É importante que o profissional de saúde descubra, sob o prisma antropológico, os signos e significados da doença, a experiência vivida pelo doente e como lida com ela, reconhecendo que a partilha de experiências conduz à feitura de um modelo de cuidado da saúde no qual todos os atores sejam envolvidos, em discussão, planejamento, educação e na resolução dos problemas7,9,10,15,16. É comum observar que as ações dos indivíduos e definições populares da doença não são consideradas nos sistemas de serviços de saúde e no modelo biomédico, resultando freqüentemente em revoltas e resistências populares às intervenções17.

Tentando compreender como as pessoas percebem a dor na coluna e se comportam diante dela, procuramos analisar os modos de enfrentamento empregados para minimizar o problema de saúde vivenciado, na opinião de mulheres que participavam de um grupo de apoio à saúde de mulheres no climatério numa instituição de ensino em Fortaleza, Ceará, Brasil. Estamos cientes de que as respostas desta pesquisa podem nos guiar para condutas terapêuticas mais eficazes.

Métodos

Empregamos uma abordagem antropológica e a narrativa da enfermidade10,18 para descobrir e compreender a experiência vivida por mulheres que têm dores na coluna.

As participantes foram selecionadas a partir de um grupo de apoio à saúde da mulher que existia numa instituição de ensino superior em Fortaleza, Ceará, Brasil, do qual participavam 40 mulheres. Durante uma das reuniões do grupo, discutimos sobre dores nas costas e 29 mulheres que referiram tê-la responderam a uma escala visual analógica de 0 a 10 com objetivo de quantificar o grau da dor. Após este procedimento, selecionamos 23 delas, que demonstraram um grau de dor igual ou superior a 4 (quatro). A partir desta classificação, a dor é considerada como de intensidade moderada e que incomoda, tornando mais insuportável e incapacitante à medida que aumenta o grau. Da mesma forma, na opinião das mulheres, era uma dor que causava desconforto e prejudicava o desenvolvimento das atividades do dia-a-dia.

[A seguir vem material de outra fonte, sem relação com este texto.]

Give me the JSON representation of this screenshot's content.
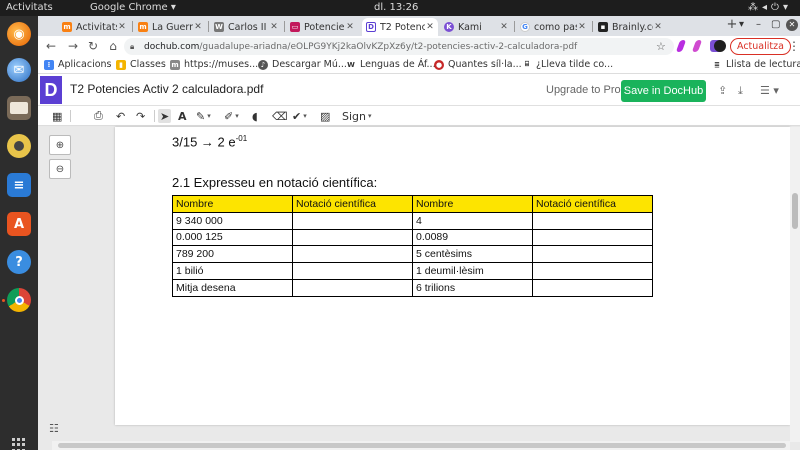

Das 23 convidadas a continuar na pesquisa, apenas nove compareceram à entrevista que foi realizada de forma semi-estruturada, na qual exploramos em profundidade um roteiro de três (03) questionamentos: 1) quais as causas e as conseqüências da dor na coluna nessas mulheres? 2) Quais as estratégias utilizadas para enfrentar a dor? 3) Qual a noção de qualidade de vida experimentada por elas? Todas aceitaram prontamente participar da entrevista, a qual foi gravada e as observações livres foram registradas num diário de campo. A pesquisa foi realizada nos meses de janeiro e fevereiro de 2005, fundamentada nos princípios éticos, conforme a Resolução 196/96, do Conselho Nacional de Saúde.

Os dados foram agrupados, codificados e analisados de acordo com o modelo de sinais, significados e ações19, que possibilitou a interpretação da percepção e explicação do problema, das reações e ações desencadeadas pela dor. Analisamos os depoimentos convergentes e divergentes, enfatizando os significados no contexto pessoal, social e cultural das mulheres.

Resultados e discussão

As mulheres tinham idades entre 45 e 58 anos e queixavam-se de dores na coluna num tempo médio de mais de dois anos. A maioria (5) estudou até o ensino fundamental, três eram analfabetas e apenas uma estudou até o ensino médio. Todas eram donas de casa e, destas, três tinham outro emprego. A renda familiar média entre as mulheres era de um salário mínimo, com as condições de moradia desfavoráveis e situação financeira e social precárias. Esta circunstância de vida poderá proporcionar ambientes inadequados, estilos de vida insatisfatórios, alimentação incorreta e dificuldades de acesso à assistência à saúde, e, assim, esses elementos podem ser considerados significativos no agravo da dor. Portanto, estas mulheres identificam e buscam diferentes formas de cuidados de acordo com o próprio conhecimento cultural.

Na opinião das participantes do ensaio, as causas das dores, ou seja, a etnoetiologia, decorrem das "posições erradas" e "trabalho pesado" e também são conseqüências da idade. Outra causa revelada foi de anestesia que tomaram em cirurgias anteriores ou problemas de ordem anatômica. As mulheres sabem a causa da dor por haver sido esta referida pelo médico ou por experiências pessoais, de membros familiares ou amigos. Alguns depoimentos apontam para este conhecimento:

"[...] depois que eu aumentei de peso e que estou mais barriguda, eu sinto aquele peso na espinha, pois antes quando eu era fininha eu não sentia!"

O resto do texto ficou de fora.